Friday, November 21, 2008

Evidence of His Glory...

As I was getting in the shower this morning, I thought I heard a quiet tapping on the door, but quickly dismissed the thought, thinking I had bumped it. Soon after, a much more urgent plea could be heard as Isaac, who could barely contain his excitement, eagerly drummed his fingers on the door, begging to come in. He obviously had something important to tell me. Before I could even open the door, the announcement came"Mommy! Mommy! It's snowing!" Such enthusiasm at such an early hour... oh to be young again! :) I consequently rushed through my shower to see for myself this magnificent event. I have to admit that I was quite excited myself to see the mysterious white stuff which has ceased to show it's beautiful face around here in any manner of significance... but in the Fall? Really? I tip-toed down the hallway so as not to disturb the scene... two little boys perched in front of the window, still shivering in their jammies, watching in awe as the snow showered the backyard with its graceful presence. Much joy is derived when stumbling upon such a scene. The excitement on their faces... the sheer joy just to be able to look out the window and see the brilliance of it... not even to touch it, but just to SEE it. What a glorious sight as the snow falling down began little by little to cover the once-green-grass with a pure blanket of white. It didn't last long, and it soon became obvious that there would be no snowman building today... no snow-angels and no snow ball fights... but the excitement was still there... just in the beauty of God's creation as his glory was showered down upon the earth. How blessed we were to be able to take in such a scene today. I hope you are equally blessed before the day is through. I leave you with this picture of the small "dusting" we had 2 years ago...









may God bless you with his favor today... ~c

Thursday, November 20, 2008

This is what a snow bunny looks like...


... just in case you were wondering.

blessings... ~c

Tuesday, November 18, 2008

Prayer

I've been doing a lot of thinking about prayer lately... more specifically the way I pray. Do I really give God the proper respect? Do I come to prayer in awe of him, or am I coming flippantly only to present my requests before him and expect him to take care of them?
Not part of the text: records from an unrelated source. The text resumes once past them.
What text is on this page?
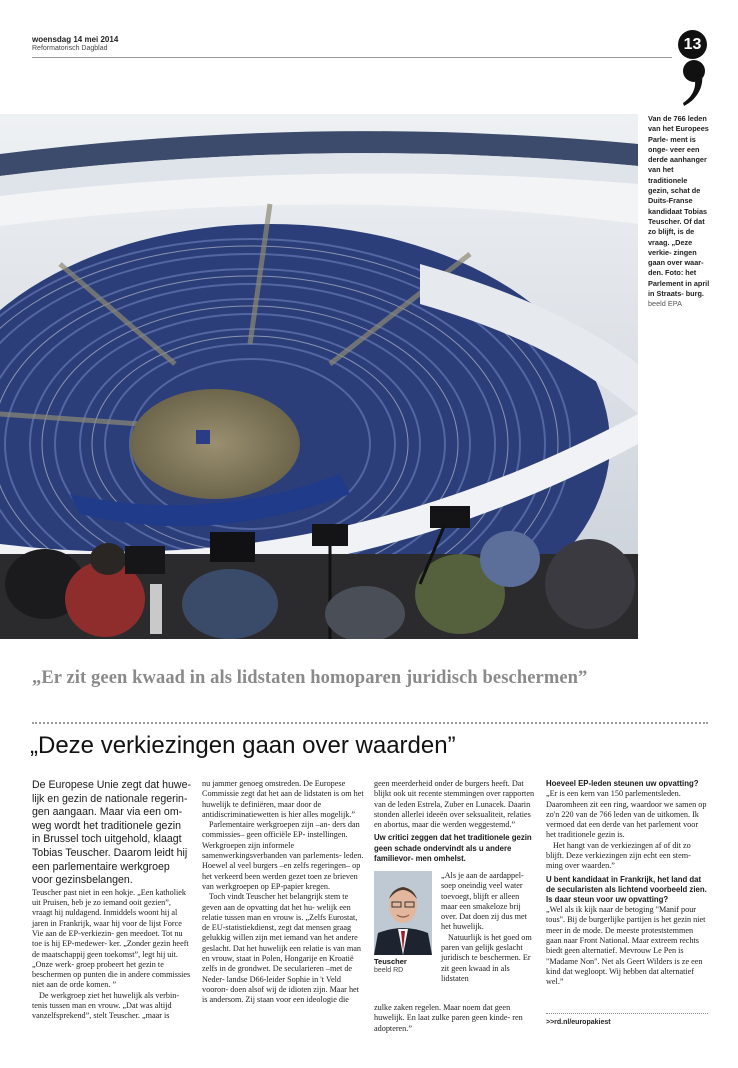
woensdag 14 mei 2014
Reformatorisch Dagblad	13
Van de 766 leden van het Europees Parle- ment is onge- veer een derde aanhanger van het traditionele gezin, schat de Duits-Franse kandidaat Tobias Teuscher. Of dat zo blijft, is de vraag. „Deze verkie- zingen gaan over waar- den. Foto: het Parlement in april in Straats- burg. beeld EPA
„Er zit geen kwaad in als lidstaten homoparen juridisch beschermen”
„Deze verkiezingen gaan over waarden”

De Europese Unie zegt dat huwe- lijk en gezin de nationale regerin- gen aangaan. Maar via een om- weg wordt het traditionele gezin in Brussel toch uitgehold, klaagt Tobias Teuscher. Daarom leidt hij een parlementaire werkgroep voor gezinsbelangen.

Teuscher past niet in een hokje. „Een katholiek uit Pruisen, heb je zo iemand ooit gezien”, vraagt hij nuldagend. Inmiddels woont hij al jaren in Frankrijk, waar hij voor de lijst Force Vie aan de EP-verkiezin- gen meedoet. Tot nu toe is hij EP-medewer- ker. „Zonder gezin heeft de maatschappij geen toekomst”, legt hij uit. „Onze werk- groep probeert het gezin te beschermen op punten die in andere commissies niet aan de orde komen. ”

De werkgroep ziet het huwelijk als verbin- tenis tussen man en vrouw. „Dat was altijd vanzelfsprekend”, stelt Teuscher. „maar is

nu jammer genoeg omstreden. De Europese Commissie zegt dat het aan de lidstaten is om het huwelijk te definiëren, maar door de antidiscriminatiewetten is hier alles mogelijk.”

Parlementaire werkgroepen zijn –an- ders dan commissies– geen officiële EP- instellingen. Werkgroepen zijn informele samenwerkingsverbanden van parlements- leden. Hoewel al veel burgers –en zelfs regeringen– op het verkeerd been werden gezet toen ze brieven van werkgroepen op EP-papier kregen.

Toch vindt Teuscher het belangrijk stem te geven aan de opvatting dat het hu- welijk een relatie tussen man en vrouw is. „Zelfs Eurostat, de EU-statistiekdienst, zegt dat mensen graag gelukkig willen zijn met iemand van het andere geslacht. Dat het huwelijk een relatie is van man en vrouw, staat in Polen, Hongarije en Kroatië zelfs in de grondwet. De secularieren –met de Neder- landse D66-leider Sophie in 't Veld vooroп- doen alsof wij de idioten zijn. Maar het is andersom. Zij staan voor een ideologie die

geen meerderheid onder de burgers heeft. Dat blijkt ook uit recente stemmingen over rapporten van de leden Estrela, Zuber en Lunacek. Daarin stonden allerlei ideeën over seksualiteit, relaties en abortus, maar die werden weggestemd.”

Uw critici zeggen dat het traditionele gezin geen schade ondervindt als u andere familievor- men omhelst.

Teuscher
beeld RD

„Als je aan de aardappel- soep oneindig veel water toevoegt, blijft er alleen maar een smakeloze brij over. Dat doen zij dus met het huwelijk.

Natuurlijk is het goed om paren van gelijk geslacht juridisch te beschermen. Er zit geen kwaad in als lidstaten

zulke zaken regelen. Maar noem dat geen huwelijk. En laat zulke paren geen kinde- ren adopteren.”

Hoeveel EP-leden steunen uw opvatting?

„Er is een kern van 150 parlementsleden. Daaromheen zit een ring, waardoor we samen op zo'n 220 van de 766 leden van de uitkomen. Ik vermoed dat een derde van het parlement voor het traditionele gezin is.

Het hangt van de verkiezingen af of dit zo blijft. Deze verkiezingen zijn echt een stem- ming over waarden.”

U bent kandidaat in Frankrijk, het land dat de secularisten als lichtend voorbeeld zien. Is daar steun voor uw opvatting?

„Wel als ik kijk naar de betoging "Manif pour tous". Bij de burgerlijke partijen is het gezin niet meer in de mode. De meeste proteststemmen gaan naar Front National. Maar extreem rechts biedt geen alternatief. Mevrouw Le Pen is "Madame Non". Net als Geert Wilders is ze een kind dat wegloopt. Wij hebben dat alternatief wel.”

>>rd.nl/europakiest
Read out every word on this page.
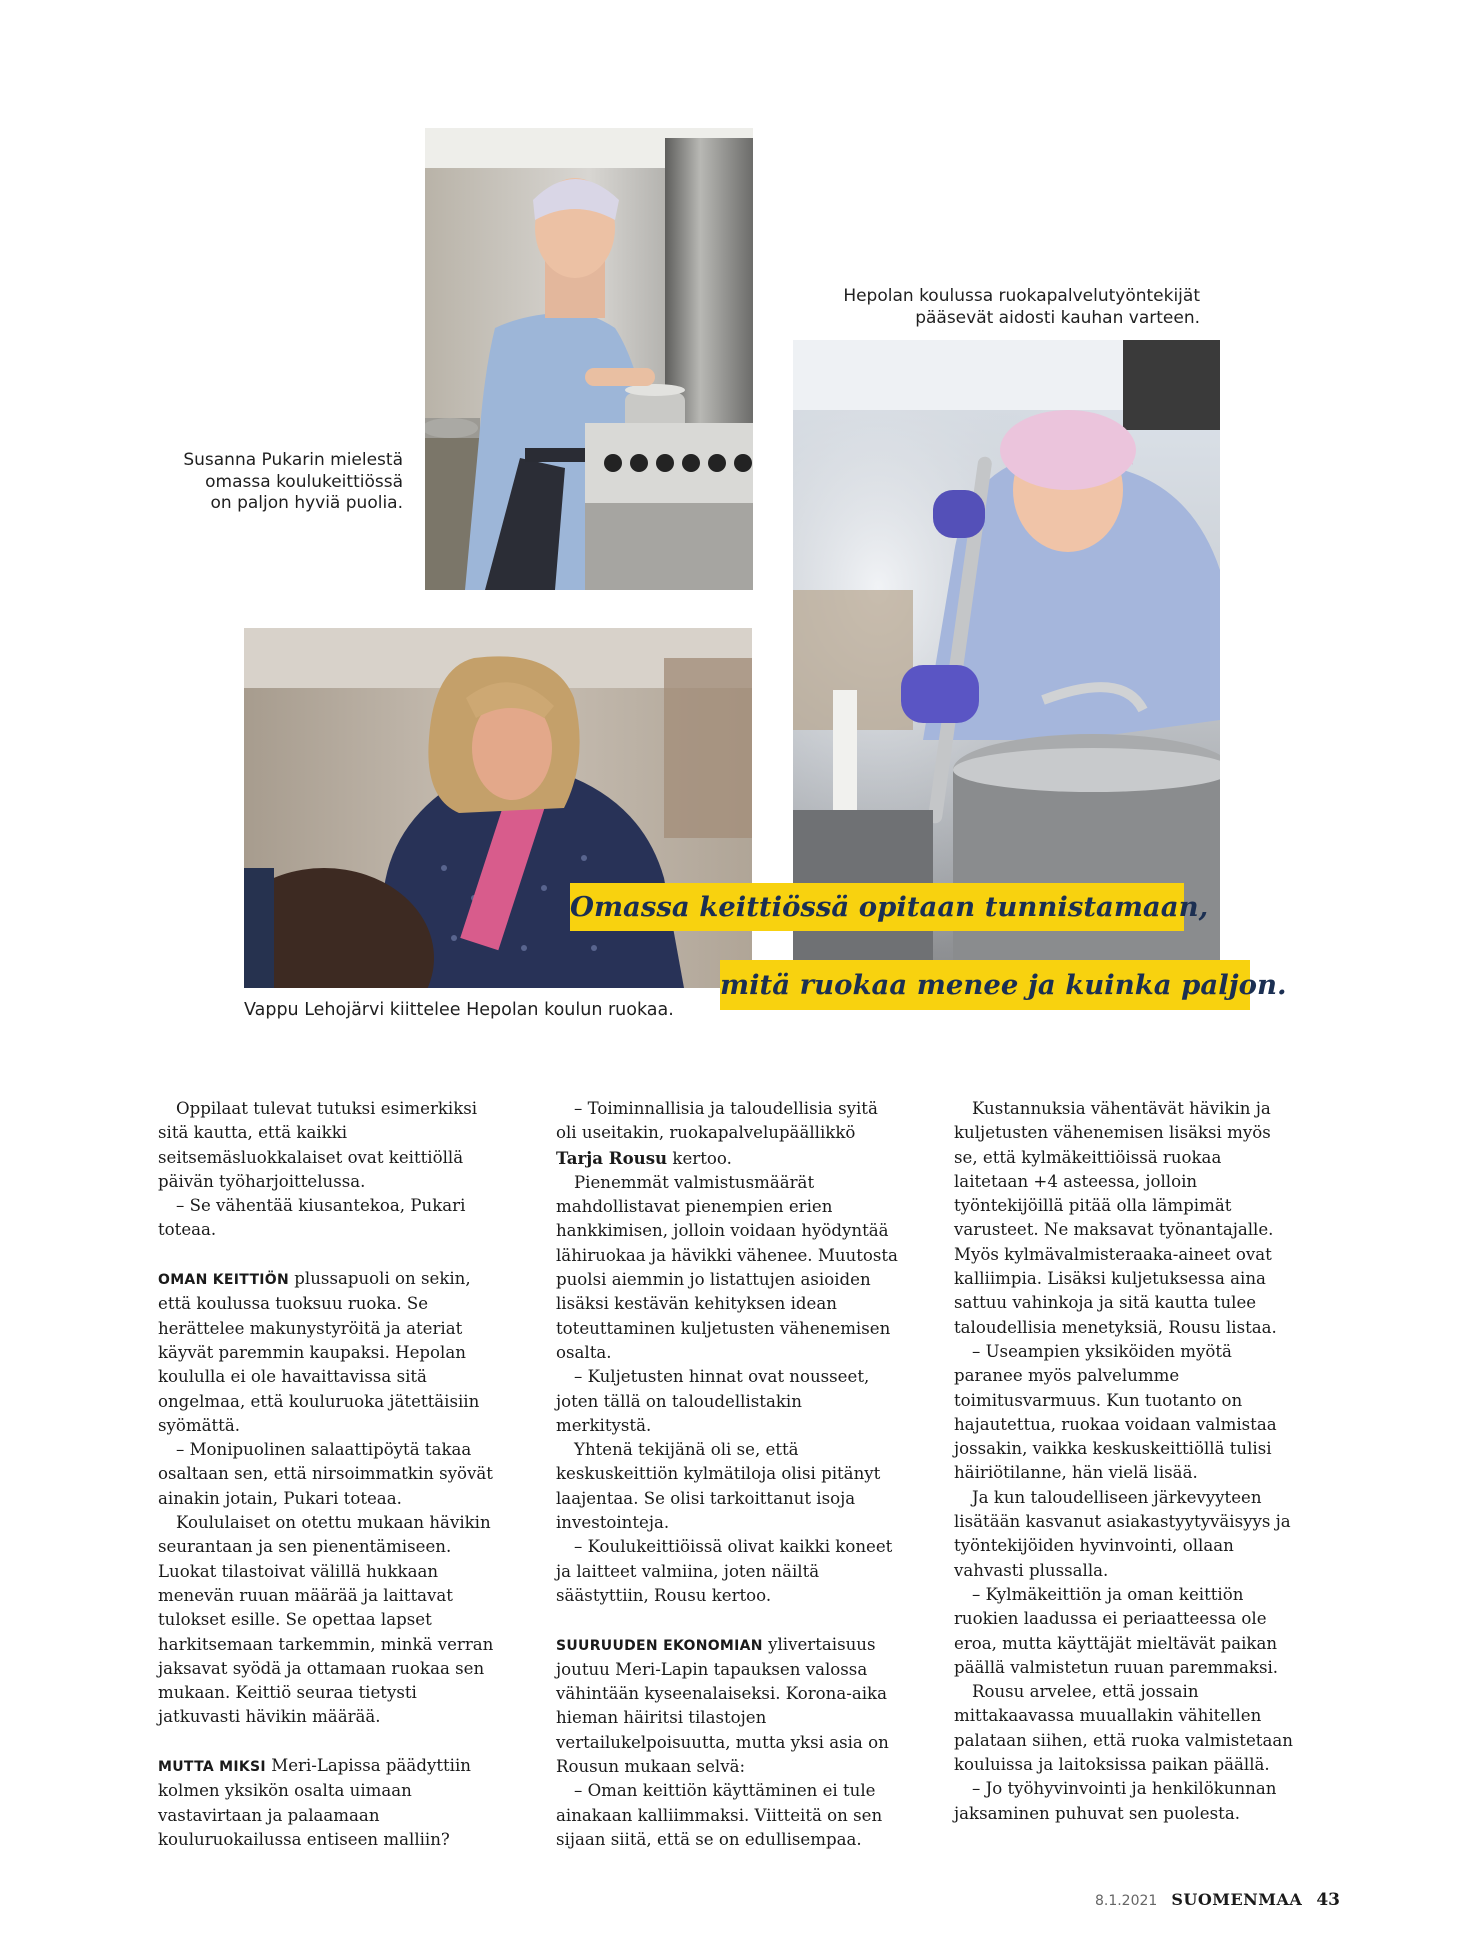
Susanna Pukarin mielestä omassa koulukeittiössä on paljon hyviä puolia.
Hepolan koulussa ruokapalvelutyöntekijät pääsevät aidosti kauhan varteen.
Vappu Lehojärvi kiittelee Hepolan koulun ruokaa.
Omassa keittiössä opitaan tunnistamaan,
mitä ruokaa menee ja kuinka paljon.

Oppilaat tulevat tutuksi esimerkiksi sitä kautta, että kaikki seitsemäsluokkalaiset ovat keittiöllä päivän työharjoittelussa.

– Se vähentää kiusantekoa, Pukari toteaa.

OMAN KEITTIÖN plussapuoli on sekin, että koulussa tuoksuu ruoka. Se herättelee makunystyröitä ja ateriat käyvät paremmin kaupaksi. Hepolan koululla ei ole havaittavissa sitä ongelmaa, että kouluruoka jätettäisiin syömättä.

– Monipuolinen salaattipöytä takaa osaltaan sen, että nirsoimmatkin syövät ainakin jotain, Pukari toteaa.

Koululaiset on otettu mukaan hävikin seurantaan ja sen pienentämiseen. Luokat tilastoivat välillä hukkaan menevän ruuan määrää ja laittavat tulokset esille. Se opettaa lapset harkitsemaan tarkemmin, minkä verran jaksavat syödä ja ottamaan ruokaa sen mukaan. Keittiö seuraa tietysti jatkuvasti hävikin määrää.

MUTTA MIKSI Meri-Lapissa päädyttiin kolmen yksikön osalta uimaan vastavirtaan ja palaamaan kouluruokailussa entiseen malliin?

– Toiminnallisia ja taloudellisia syitä oli useitakin, ruokapalvelupäällikkö Tarja Rousu kertoo.

Pienemmät valmistusmäärät mahdollistavat pienempien erien hankkimisen, jolloin voidaan hyödyntää lähiruokaa ja hävikki vähenee. Muutosta puolsi aiemmin jo listattujen asioiden lisäksi kestävän kehityksen idean toteuttaminen kuljetusten vähenemisen osalta.

– Kuljetusten hinnat ovat nousseet, joten tällä on taloudellistakin merkitystä.

Yhtenä tekijänä oli se, että keskuskeittiön kylmätiloja olisi pitänyt laajentaa. Se olisi tarkoittanut isoja investointeja.

– Koulukeittiöissä olivat kaikki koneet ja laitteet valmiina, joten näiltä säästyttiin, Rousu kertoo.

SUURUUDEN EKONOMIAN ylivertaisuus joutuu Meri-Lapin tapauksen valossa vähintään kyseenalaiseksi. Korona-aika hieman häiritsi tilastojen vertailukelpoisuutta, mutta yksi asia on Rousun mukaan selvä:

– Oman keittiön käyttäminen ei tule ainakaan kalliimmaksi. Viitteitä on sen sijaan siitä, että se on edullisempaa.

Kustannuksia vähentävät hävikin ja kuljetusten vähenemisen lisäksi myös se, että kylmäkeittiöissä ruokaa laitetaan +4 asteessa, jolloin työntekijöillä pitää olla lämpimät varusteet. Ne maksavat työnantajalle. Myös kylmävalmisteraaka-aineet ovat kalliimpia. Lisäksi kuljetuksessa aina sattuu vahinkoja ja sitä kautta tulee taloudellisia menetyksiä, Rousu listaa.

– Useampien yksiköiden myötä paranee myös palvelumme toimitusvarmuus. Kun tuotanto on hajautettua, ruokaa voidaan valmistaa jossakin, vaikka keskuskeittiöllä tulisi häiriötilanne, hän vielä lisää.

Ja kun taloudelliseen järkevyyteen lisätään kasvanut asiakastyytyväisyys ja työntekijöiden hyvinvointi, ollaan vahvasti plussalla.

– Kylmäkeittiön ja oman keittiön ruokien laadussa ei periaatteessa ole eroa, mutta käyttäjät mieltävät paikan päällä valmistetun ruuan paremmaksi.

Rousu arvelee, että jossain mittakaavassa muuallakin vähitellen palataan siihen, että ruoka valmistetaan kouluissa ja laitoksissa paikan päällä.

– Jo työhyvinvointi ja henkilökunnan jaksaminen puhuvat sen puolesta.

8.1.2021 SUOMENMAA 43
It seems to me that I too often forget the majesty of who I'm talking to and treat him as just another friend to listen to my woes.
I read something the other day that really stepped on my toes. It talked about the warmth and intensity of our prayers when they concern someone we love or something that deeply matters to us. I seem to be able to pray persistently and intensely when someone I love is hurting, sick or in trouble... or when a situation in my life desperately needs attention... but does the intensity of those prayers really mean that God matters to me? No... it simply means that the subject matter of my prayers matters to me. It means that the intensity of my prayers were not born of God's presence, or of my faith in Him, or of my longing for Him, or even my awareness of Him... it was born of nothing but my concern for that person or that situation in my life... not for God.
I've been trying to be more aware of my prayers lately... and pray more intentionally instead of just throwing my prayers at God. It's not easy when it's not something you've practiced all your life. I want my prayers to be born out of my love for God and my desire to communicate with him and deepen my relationship with him. I want to be thinking more about God when I pray and less about the situations or people I'm praying for.